What did she learn about British character after months of studying biscuits? “[I learned] that they take everything seriously in the sense that there is a professional whose work is adding lettering to biscuits,” she tells Quartz. “But they do it with a strong sense of humor.”

What seems simple in appearance, a baked biscuit, “begins to unfold as a complex character, and as an essential element in the British-being,” Veguillas writes. “It is not part of the culture, it is the culture. Biscuits and British, I’ve discovered, are one to each other. And of course, nothing can be British enough if it doesn’t have a good piece of lettering stamped on it.”

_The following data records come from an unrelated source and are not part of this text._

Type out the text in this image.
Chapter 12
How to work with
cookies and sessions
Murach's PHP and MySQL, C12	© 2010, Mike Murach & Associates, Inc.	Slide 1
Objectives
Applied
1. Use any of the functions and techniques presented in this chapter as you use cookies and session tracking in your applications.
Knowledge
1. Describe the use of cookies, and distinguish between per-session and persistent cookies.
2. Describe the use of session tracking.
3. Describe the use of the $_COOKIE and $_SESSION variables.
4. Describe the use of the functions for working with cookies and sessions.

Veguillas says the biscuits in Spain, by comparison, don’t hold a candle to the British or even French varieties. “The Spanish lettering biscuit scene is a wasteland,” she observes. “I recently visited my parents in Bilbao and I went to the supermarket with my mother. I took a detour to the biscuit area to check if there was any lettering there and I could only find one or two examples of lettering in the biscuits. They weren’t very exciting.”

A sobering crumb

Her obsession with stamped baked products quickly came into perspective when she learned that many commercial biscuit makers use palm oil harvested through questionable sources. To meet the vast demand for palm oil which is used in many food and beauty products, the equivalent of roughly 300 football fields of rainforest is cleared every hour to make way for palm oil plantations, according to the World Wildlife Fund. The unregulated expansion of palm oil plantations has been blamed for deforestation, deaths of thousands of orangutans, and even child-labor abuses in Malaysia and Indonesia, where most of the supply is grown.

“It is a disgrace what is happening. Biscuit research needs to stop until the brands change their take on this,” she says. “Some things are more important than research—even lettering research.”